A jovem patinadora, filha de um funcionário da CIA (cuja sede fica no estado da Virgínia/EUA, e por isso o seu nome próprio), não correspondeu ao cerco quase bélico do nosso companheiro iludido, ou melhor, apaixonado. Talvez o aspecto belicoso é que tenha atrapalhado. Corria uma ditadura militar por aqui- com todo o apoio norte-americano- e eles não queriam financiar outras forças que não as suas. Todo brasileirinho que se aproximava daquele edifício pertencente à embaixada deles era observado de perto pela segurança. Quase hostis. Mas não estavam errados. Eles sabem muito bem o rabo preso que têm.

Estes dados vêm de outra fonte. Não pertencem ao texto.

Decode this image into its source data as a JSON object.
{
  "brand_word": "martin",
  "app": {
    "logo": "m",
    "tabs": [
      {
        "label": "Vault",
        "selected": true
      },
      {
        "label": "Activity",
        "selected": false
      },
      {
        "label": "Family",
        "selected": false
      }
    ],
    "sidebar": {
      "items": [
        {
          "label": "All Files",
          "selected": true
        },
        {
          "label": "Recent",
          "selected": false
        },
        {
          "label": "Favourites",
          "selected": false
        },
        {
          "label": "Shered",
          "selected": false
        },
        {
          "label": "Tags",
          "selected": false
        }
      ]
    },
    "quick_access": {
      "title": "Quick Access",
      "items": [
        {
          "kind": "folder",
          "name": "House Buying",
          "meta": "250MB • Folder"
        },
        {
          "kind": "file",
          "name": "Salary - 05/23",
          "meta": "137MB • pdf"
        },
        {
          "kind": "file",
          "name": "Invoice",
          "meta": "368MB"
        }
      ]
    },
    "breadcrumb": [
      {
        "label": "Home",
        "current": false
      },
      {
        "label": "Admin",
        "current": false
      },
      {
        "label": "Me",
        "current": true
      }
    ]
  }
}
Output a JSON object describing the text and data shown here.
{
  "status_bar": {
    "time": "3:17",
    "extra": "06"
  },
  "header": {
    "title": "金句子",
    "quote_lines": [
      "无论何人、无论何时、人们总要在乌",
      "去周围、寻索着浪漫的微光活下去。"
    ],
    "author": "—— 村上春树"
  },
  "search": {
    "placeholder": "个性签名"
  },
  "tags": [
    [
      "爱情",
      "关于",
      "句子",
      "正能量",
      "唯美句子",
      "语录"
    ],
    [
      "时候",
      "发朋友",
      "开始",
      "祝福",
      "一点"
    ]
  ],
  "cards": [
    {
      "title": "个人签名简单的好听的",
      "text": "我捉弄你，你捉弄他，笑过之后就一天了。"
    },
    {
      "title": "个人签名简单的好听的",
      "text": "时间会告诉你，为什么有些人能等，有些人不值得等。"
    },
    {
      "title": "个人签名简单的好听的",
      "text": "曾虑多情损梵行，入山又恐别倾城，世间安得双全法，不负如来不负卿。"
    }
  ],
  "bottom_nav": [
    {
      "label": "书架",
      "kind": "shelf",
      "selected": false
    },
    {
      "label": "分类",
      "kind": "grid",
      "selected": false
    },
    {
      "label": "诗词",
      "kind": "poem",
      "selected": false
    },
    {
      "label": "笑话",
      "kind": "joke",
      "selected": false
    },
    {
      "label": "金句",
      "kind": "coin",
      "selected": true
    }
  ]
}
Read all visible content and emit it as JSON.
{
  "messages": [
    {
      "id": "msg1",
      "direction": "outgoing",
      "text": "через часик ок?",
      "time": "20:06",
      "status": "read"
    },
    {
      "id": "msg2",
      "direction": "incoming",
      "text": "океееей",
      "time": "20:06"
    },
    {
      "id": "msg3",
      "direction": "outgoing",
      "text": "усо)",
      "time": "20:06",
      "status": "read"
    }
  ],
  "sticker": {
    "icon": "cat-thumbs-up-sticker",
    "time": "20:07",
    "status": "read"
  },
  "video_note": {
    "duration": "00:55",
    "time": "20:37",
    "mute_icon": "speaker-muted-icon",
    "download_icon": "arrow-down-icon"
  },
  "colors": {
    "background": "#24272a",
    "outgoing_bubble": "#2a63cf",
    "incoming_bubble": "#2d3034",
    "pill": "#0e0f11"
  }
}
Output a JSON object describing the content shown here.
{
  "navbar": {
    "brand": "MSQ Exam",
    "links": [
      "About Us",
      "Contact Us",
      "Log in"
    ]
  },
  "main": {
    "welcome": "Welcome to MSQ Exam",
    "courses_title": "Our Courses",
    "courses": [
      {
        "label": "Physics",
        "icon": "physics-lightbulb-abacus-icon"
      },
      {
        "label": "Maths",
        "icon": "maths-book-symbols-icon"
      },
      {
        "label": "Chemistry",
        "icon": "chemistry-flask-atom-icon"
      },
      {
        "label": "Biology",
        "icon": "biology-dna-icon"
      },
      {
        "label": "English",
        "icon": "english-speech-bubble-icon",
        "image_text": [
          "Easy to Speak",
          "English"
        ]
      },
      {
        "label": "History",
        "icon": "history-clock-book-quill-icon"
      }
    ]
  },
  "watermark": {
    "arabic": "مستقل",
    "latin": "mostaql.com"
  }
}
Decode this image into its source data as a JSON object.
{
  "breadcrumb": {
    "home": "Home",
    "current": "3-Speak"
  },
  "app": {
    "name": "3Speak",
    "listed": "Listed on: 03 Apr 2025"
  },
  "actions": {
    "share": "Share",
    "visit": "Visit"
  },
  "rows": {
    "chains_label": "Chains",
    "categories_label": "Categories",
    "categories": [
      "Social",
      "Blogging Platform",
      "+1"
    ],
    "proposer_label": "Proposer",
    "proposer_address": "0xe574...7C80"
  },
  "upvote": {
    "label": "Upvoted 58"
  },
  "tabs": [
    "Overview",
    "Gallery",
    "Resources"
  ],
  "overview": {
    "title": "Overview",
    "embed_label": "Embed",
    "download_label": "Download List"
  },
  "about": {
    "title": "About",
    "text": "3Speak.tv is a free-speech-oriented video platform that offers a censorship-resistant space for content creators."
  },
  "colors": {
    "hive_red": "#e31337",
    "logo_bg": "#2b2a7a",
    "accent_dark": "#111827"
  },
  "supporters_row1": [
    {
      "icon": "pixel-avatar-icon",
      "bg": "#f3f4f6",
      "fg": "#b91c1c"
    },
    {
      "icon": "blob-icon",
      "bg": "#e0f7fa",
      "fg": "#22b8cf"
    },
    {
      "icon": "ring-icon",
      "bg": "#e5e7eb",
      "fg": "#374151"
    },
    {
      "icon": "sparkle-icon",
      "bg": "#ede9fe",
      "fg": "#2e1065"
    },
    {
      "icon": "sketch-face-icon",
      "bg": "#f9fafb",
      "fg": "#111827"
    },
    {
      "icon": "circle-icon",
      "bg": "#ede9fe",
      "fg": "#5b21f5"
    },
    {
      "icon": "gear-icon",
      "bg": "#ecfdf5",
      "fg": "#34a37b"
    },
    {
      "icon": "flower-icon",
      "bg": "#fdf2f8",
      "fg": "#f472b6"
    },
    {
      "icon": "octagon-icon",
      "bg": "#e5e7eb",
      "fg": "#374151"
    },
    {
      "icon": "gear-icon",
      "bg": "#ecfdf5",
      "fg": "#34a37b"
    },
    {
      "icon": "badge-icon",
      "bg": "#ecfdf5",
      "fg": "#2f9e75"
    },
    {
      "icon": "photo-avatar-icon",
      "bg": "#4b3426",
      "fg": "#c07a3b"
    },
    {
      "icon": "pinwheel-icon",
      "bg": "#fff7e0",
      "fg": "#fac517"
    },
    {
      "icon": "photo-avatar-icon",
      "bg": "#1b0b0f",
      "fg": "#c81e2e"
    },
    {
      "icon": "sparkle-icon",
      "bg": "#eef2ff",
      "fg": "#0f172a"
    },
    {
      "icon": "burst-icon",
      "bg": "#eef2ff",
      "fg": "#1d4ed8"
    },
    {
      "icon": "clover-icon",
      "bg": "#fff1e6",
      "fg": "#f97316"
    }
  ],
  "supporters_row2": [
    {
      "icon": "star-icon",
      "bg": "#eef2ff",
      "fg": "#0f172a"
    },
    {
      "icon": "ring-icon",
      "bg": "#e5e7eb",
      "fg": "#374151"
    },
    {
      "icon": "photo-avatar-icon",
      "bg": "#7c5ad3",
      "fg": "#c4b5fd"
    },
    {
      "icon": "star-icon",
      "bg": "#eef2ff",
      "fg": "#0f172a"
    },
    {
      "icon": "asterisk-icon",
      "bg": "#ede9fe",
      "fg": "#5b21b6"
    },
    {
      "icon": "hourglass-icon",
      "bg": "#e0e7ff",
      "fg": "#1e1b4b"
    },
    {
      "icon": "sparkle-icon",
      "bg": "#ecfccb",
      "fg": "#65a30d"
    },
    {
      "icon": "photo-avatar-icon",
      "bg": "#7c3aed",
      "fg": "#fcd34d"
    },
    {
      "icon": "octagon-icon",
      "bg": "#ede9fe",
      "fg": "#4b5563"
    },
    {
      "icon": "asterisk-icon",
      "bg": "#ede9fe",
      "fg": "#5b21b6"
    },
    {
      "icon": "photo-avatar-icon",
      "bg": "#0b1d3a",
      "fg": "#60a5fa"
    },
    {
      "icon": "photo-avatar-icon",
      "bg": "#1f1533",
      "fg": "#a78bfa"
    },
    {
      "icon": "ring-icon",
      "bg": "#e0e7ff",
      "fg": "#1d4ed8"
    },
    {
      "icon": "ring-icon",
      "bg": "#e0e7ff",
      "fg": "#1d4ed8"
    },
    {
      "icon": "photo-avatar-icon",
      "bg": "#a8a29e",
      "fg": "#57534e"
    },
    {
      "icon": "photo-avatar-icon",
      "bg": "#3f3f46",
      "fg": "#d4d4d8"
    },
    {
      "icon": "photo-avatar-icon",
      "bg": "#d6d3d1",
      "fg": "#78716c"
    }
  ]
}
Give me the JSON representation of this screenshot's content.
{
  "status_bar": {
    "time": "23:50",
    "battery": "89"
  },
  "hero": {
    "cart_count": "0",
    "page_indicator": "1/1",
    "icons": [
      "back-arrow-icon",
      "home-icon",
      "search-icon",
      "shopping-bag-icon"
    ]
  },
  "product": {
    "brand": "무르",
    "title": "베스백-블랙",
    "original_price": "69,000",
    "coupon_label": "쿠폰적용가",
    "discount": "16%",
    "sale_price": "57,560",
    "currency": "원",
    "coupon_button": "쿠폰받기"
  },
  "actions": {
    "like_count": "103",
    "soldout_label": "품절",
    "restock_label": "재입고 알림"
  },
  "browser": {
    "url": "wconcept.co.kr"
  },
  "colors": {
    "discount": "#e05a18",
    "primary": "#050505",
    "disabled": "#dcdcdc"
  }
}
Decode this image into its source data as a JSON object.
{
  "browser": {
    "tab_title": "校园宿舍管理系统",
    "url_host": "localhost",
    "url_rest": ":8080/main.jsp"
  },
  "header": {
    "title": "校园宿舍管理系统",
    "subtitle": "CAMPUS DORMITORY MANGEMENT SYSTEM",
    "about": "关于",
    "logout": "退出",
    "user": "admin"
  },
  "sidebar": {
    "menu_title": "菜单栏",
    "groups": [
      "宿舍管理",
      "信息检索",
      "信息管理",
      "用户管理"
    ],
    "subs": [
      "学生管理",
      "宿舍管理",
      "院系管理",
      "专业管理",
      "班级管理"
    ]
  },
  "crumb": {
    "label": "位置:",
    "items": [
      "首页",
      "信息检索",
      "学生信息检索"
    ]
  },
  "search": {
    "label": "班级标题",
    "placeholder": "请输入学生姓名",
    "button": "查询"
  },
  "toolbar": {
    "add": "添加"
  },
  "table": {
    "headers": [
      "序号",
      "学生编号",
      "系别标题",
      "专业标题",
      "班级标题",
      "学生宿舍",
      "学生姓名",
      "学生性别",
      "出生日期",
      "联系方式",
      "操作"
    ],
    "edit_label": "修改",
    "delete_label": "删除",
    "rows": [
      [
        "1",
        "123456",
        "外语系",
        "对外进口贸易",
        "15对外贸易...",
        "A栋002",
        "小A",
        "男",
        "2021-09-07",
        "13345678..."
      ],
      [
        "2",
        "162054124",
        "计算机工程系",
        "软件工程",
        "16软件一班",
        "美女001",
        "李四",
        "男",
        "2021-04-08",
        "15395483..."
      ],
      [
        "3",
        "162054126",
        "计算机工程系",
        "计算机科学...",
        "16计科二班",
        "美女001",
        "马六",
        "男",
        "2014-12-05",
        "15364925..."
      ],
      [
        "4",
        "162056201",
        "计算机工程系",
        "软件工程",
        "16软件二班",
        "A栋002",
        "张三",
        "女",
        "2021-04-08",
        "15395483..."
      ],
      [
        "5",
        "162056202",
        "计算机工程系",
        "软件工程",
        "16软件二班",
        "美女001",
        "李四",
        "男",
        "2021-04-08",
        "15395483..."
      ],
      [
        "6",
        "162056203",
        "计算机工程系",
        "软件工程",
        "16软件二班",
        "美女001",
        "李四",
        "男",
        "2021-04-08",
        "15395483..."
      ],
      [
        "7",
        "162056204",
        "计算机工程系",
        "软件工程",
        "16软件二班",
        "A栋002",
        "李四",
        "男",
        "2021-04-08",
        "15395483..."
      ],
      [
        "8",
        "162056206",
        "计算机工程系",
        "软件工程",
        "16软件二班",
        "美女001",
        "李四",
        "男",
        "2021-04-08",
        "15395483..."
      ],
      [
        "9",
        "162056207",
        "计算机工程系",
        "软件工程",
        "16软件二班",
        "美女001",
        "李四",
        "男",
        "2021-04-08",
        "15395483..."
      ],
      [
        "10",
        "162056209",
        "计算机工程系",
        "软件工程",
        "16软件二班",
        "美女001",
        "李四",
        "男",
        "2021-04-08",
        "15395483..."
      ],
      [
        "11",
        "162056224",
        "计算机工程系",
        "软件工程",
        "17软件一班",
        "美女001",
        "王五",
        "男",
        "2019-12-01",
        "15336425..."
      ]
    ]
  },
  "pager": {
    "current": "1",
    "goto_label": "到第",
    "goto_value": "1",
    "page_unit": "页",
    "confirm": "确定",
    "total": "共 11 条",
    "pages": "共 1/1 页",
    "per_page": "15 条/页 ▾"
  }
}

Virgínia um dia sumiu. Isso mesmo: desapareceu, escafedeu-se. Teria sido roteiro para algum sucesso premonitório de cinema Hollywood? Teria essa bela jovem se tornado mais uma vítima do terror que certo regime impôs no continente perdido, durante os anos 60, 70 e 80?

Os boquirrotos e boquirrotas garantem que não. Ela só desapareceu por não dizer Adeus. Voltou para algum canto do planeta onde seu papai seguia conspirando, bisbilhotando alheios.

Contudo, ainda resistem àqueles que sentem o som e as curvas daquele deslizar, sem concorrência, daquelas pernas longas e estrangeiras. Nunca uma conspiração foi tão adorável.